The Debt Management Office (DMO) of Nigeria has rolled out its Federal Government of Nigeria (FGN) savings bonds for July 2025, offering investors competitive annual interest rates of up to 16.762%. The subscription period began on July 7, 2025, and will conclude on July 11, 2025, providing a window for Nigerians to invest in these secure government-backed securities.
Bond Details and Investment Options
According to a statement on the DMO’s official website, the July offering features two bond options:
- A two-year bond, maturing on July 16, 2027, with an interest rate of 15.762% per annum.
- A three-year bond, maturing on July 16, 2028, offering a higher rate of 16.762% per annum.
Each bond unit is priced at N1,000, with a minimum investment of N5,000 and subsequent investments in multiples of N1,000, up to a maximum of N50 million. Interest payments will be disbursed quarterly on October 16, January 16, April 16, and July 16 annually, with the principal repaid upon maturity.
This initiative allows retail investors to contribute to Nigeria’s economic stability while securing attractive returns on their investments.
Slight Dip in Interest Rates
The July 2025 interest rates mark a modest decline compared to June 2025, when the three-year bond offered 17.121% and the two-year bond provided 16.121%. Analysts attribute this adjustment to the Central Bank of Nigeria’s (CBN) decision to maintain its monetary policy rate at 27.5%, aimed at curbing inflation and stabilizing the foreign exchange market. Despite the slight reduction, the high yields continue to draw interest from both domestic and foreign portfolio investors seeking reliable returns.
Performance of Previous Bond Offerings
The June 2025 FGN savings bond auction raised N4.01 billion, underscoring robust investor confidence in Nigeria’s long-term securities. The two-year bond accounted for N2.01 billion across 1,202 subscriptions, while the three-year bond attracted N1.995 billion with 1,321 subscriptions. Although slightly lower than the N4.28 billion raised in May 2025, the June figures reflect sustained demand for these low-risk instruments.

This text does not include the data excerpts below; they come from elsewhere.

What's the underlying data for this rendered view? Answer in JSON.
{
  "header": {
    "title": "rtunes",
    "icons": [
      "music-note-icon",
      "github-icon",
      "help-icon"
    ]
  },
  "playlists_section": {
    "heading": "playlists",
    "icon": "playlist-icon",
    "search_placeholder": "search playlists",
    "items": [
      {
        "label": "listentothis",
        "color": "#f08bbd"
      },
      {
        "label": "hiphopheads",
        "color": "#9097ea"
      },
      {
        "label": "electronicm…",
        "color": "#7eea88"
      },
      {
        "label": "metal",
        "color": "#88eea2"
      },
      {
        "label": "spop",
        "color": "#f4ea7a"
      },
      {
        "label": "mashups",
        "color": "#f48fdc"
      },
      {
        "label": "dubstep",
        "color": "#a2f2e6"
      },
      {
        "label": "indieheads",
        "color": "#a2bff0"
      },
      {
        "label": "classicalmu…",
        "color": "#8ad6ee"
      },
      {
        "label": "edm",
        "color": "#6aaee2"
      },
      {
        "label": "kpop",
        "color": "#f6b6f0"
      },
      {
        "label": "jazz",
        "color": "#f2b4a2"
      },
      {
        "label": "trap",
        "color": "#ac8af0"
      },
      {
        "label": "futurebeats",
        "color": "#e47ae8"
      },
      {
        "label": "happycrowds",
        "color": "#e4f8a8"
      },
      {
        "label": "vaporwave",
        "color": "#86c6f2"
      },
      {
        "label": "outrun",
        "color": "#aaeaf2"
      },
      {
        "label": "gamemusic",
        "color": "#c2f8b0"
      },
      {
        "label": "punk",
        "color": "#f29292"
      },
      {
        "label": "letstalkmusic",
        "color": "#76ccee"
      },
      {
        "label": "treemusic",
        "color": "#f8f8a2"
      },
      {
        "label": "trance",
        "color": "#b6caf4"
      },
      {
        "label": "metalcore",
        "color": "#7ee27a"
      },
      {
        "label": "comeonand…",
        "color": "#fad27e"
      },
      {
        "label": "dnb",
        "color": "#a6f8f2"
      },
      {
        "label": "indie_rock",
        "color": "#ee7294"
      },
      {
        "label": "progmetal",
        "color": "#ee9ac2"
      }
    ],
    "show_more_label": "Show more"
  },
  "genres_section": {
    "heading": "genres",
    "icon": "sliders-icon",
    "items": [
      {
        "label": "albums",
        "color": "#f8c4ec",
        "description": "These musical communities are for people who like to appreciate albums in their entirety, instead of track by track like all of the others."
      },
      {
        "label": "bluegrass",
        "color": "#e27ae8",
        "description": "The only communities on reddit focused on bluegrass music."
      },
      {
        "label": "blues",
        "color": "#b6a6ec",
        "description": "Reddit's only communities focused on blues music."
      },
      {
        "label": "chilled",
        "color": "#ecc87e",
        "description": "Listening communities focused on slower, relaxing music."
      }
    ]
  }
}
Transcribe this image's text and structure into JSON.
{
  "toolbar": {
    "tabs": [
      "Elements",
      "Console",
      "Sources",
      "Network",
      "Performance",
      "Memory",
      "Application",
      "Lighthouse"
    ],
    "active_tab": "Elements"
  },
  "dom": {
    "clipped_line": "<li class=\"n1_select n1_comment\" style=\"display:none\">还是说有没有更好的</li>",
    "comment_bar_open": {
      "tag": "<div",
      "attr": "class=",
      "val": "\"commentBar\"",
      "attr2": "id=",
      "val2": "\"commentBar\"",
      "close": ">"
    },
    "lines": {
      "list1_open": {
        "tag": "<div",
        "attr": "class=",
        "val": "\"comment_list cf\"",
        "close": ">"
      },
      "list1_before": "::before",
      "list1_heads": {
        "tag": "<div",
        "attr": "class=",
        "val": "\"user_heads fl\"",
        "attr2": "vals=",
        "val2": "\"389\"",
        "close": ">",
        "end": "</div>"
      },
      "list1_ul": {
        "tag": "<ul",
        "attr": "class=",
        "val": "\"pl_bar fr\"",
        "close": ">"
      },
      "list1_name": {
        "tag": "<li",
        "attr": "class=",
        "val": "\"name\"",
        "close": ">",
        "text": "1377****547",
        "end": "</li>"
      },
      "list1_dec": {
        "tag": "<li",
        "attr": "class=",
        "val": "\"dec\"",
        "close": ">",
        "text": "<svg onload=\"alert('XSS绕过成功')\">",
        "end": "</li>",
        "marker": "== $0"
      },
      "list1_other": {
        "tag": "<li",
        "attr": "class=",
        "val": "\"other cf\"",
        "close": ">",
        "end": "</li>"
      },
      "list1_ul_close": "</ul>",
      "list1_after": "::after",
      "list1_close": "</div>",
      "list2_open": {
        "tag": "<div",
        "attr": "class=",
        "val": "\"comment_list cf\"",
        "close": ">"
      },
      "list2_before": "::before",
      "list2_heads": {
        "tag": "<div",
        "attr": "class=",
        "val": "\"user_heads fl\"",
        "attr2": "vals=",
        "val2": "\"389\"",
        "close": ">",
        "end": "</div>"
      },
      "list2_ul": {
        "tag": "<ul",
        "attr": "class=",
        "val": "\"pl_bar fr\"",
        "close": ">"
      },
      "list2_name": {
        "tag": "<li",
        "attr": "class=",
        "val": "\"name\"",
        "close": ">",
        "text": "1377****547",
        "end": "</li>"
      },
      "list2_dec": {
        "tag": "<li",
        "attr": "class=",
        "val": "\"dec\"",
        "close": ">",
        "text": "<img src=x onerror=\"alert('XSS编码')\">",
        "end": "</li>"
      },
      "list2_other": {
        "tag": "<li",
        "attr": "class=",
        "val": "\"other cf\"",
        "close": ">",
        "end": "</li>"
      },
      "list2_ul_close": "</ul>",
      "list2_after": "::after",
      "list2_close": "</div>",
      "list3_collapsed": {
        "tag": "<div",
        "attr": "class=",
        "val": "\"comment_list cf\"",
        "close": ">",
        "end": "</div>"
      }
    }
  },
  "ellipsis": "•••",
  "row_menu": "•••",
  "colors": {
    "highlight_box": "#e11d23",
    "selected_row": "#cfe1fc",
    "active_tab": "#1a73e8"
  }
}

Context and Significance of FGN Savings Bonds
Launched in 2017, the FGN Savings Bond program seeks to broaden Nigeria’s domestic bond market, enhance financial inclusion, and provide retail investors with access to safe investment opportunities. These bonds are recognized under the Trustee Investment Act and qualify for tax exemptions under the Company Income Tax Act and Personal Income Tax Act, making them particularly appealing to pension funds and institutional investors.
Additionally, FGN savings bonds are listed on the Nigerian Exchange Limited (NGX), enabling trading on the secondary market for increased liquidity. They also count as liquid assets for banks’ liquidity ratio calculations, further enhancing their appeal.
Amid Nigeria’s economic challenges, including inflation rates that reached 28.92% by late 2023 and concerns over rising public debt, these bonds offer a stable alternative to traditional savings products. Their government backing ensures predictable returns, making them a popular choice for risk-averse investors.
Economic Outlook and Investor Appeal
The DMO’s consistent bond offerings reflect Nigeria’s efforts to finance its budget deficits and manage public debt, which has surged significantly in naira terms over the past decade. Experts, however, caution about the risks of over-reliance on borrowing, with some warning of potential debt traps or sovereign default risks if fiscal discipline is not maintained.
Nevertheless, the high interest rates and government guarantee make FGN savings bonds an attractive option for Nigerians seeking to safeguard their savings against inflation. The program’s accessibility, with a low entry point of N5,000, ensures that both small-scale and institutional investors can participate.
As the subscription window closes on July 11, 2025, the DMO anticipates strong participation, building on the success of previous auctions. Investors are encouraged to act promptly to secure their allocations in this latest offering.